Hacker sells data from HIV/AIDS patients after selling 350,000 records of COVID-19 patients

A recent report mentions that a hacker has released a database on HIV/AIDS patients. The alleged hacker also mentions that it can obtain databases of patients diagnosed with tuberculosis in multiple regions of the world.

According to a leak of a Telegram channel, the information was released on November 18 and includes information from more than 2,400 patients allegedly obtained from some health institutions in various parts of the world. This incident was perpetrated by the same Russian-speaking hacker who would have compromised the information of the Specialized Clinical Center in Novgorod, Russia. The cybercriminal demanded about 60,000 rubles in exchange for information.

La imagen tiene un atributo ALT vacío; su nombre de archivo es breach2311202001.jpg

The information compromised on this occasion includes data such as:

  • Full name
  • Date of birth
  • Passport details
  • Phone
  • Workplace
  • Registration and address of real residence
  • Detailed medical information

The seller published samples of three patients’ files, as well as a screenshot of access to a public health portal in Russia.

Selling sensitive information is an attractive business for cybercriminal groups, especially records related to people’s health. Recently, specialists at a security firm reported that a cybercriminal was selling a database of patient information diagnosed with COVID-19, all based in Latin America.  

According to specialists who investigated this incident, the hacker is selling 350,000 records, including full names, phones, and addresses of people who have contracted the virus.

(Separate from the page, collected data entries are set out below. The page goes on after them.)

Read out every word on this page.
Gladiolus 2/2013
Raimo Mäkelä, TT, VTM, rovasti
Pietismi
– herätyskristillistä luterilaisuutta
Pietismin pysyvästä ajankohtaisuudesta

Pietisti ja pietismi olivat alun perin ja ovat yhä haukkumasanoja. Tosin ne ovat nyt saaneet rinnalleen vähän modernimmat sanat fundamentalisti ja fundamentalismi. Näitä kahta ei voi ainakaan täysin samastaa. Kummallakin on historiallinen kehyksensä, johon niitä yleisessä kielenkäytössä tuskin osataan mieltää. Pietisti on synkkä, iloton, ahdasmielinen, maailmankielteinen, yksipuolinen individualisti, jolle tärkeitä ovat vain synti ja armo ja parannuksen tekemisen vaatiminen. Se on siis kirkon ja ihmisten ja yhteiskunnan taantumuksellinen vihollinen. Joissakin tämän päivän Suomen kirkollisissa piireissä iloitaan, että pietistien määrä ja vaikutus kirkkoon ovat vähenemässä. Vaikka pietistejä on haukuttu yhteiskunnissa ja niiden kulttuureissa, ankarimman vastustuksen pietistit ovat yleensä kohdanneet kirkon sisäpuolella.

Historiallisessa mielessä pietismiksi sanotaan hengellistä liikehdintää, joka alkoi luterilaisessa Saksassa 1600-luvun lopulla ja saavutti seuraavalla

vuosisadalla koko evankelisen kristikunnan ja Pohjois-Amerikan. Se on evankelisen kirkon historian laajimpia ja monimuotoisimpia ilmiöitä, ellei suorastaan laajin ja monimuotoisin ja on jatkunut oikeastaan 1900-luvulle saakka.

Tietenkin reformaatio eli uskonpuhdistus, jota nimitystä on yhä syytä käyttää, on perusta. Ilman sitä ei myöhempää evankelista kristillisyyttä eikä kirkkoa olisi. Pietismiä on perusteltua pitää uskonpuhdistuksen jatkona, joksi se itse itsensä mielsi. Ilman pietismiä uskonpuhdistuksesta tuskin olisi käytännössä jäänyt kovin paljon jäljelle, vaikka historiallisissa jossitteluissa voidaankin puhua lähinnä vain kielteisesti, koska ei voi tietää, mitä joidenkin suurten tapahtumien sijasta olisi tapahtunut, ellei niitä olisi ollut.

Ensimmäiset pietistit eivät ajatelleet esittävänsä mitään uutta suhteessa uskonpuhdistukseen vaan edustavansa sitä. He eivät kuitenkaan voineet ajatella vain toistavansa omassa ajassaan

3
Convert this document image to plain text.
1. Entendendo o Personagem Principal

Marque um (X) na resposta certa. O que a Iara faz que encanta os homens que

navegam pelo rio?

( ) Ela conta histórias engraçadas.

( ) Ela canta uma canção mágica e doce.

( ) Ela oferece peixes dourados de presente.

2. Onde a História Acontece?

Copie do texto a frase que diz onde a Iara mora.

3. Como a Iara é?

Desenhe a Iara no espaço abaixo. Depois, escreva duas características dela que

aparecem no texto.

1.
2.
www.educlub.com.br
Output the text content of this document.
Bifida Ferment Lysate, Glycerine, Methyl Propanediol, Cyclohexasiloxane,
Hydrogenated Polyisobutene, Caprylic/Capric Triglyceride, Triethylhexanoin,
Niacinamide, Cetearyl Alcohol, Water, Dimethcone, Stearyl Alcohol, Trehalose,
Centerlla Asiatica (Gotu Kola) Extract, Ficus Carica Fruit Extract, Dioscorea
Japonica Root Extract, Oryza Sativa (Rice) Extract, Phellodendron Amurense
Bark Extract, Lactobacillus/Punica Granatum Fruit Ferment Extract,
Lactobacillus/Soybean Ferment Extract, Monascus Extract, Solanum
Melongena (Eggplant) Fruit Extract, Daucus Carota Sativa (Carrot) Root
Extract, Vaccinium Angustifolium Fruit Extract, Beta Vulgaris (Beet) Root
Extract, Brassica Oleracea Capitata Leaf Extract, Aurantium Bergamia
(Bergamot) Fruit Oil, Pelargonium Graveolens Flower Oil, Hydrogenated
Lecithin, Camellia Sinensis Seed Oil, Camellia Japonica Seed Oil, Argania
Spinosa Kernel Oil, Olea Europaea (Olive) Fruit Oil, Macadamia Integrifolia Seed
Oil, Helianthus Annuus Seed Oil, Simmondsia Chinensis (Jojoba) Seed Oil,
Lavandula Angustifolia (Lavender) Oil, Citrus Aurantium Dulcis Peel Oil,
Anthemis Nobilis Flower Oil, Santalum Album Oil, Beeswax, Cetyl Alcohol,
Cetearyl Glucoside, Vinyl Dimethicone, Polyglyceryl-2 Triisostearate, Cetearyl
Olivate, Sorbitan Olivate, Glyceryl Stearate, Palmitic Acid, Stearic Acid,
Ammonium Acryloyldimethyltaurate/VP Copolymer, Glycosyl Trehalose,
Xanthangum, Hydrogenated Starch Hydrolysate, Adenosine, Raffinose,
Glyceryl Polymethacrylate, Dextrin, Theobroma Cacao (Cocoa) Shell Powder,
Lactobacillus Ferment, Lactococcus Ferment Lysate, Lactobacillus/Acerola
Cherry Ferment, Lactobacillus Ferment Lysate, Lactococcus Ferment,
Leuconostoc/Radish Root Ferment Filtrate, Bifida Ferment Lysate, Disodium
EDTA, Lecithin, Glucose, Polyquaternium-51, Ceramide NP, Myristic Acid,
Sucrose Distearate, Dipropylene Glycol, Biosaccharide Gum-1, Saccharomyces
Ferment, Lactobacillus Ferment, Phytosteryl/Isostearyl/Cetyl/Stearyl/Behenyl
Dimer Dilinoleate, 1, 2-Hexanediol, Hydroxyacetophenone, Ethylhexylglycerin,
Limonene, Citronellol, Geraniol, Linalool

The cyber-criminal claims that the database contains patient information in Mexico, Peru, Colombia and Argentina.

A technical cybersecurity alert issued jointly by four federal agencies, including the Treasury Department and fbi, mentions that a further increase in hacking efforts against hospitals deployed by the Russian government after a period of near-zero activity has been detected this year. Much of the data identified by cybersecurity experts is publicly available, and almost all cybercriminals regularly buy and sell on dark web platforms.

This information enables threat actors to deploy phishing, identity theft, and electronic fraud campaigns, so it’s critical that users protect themselves against such incidents.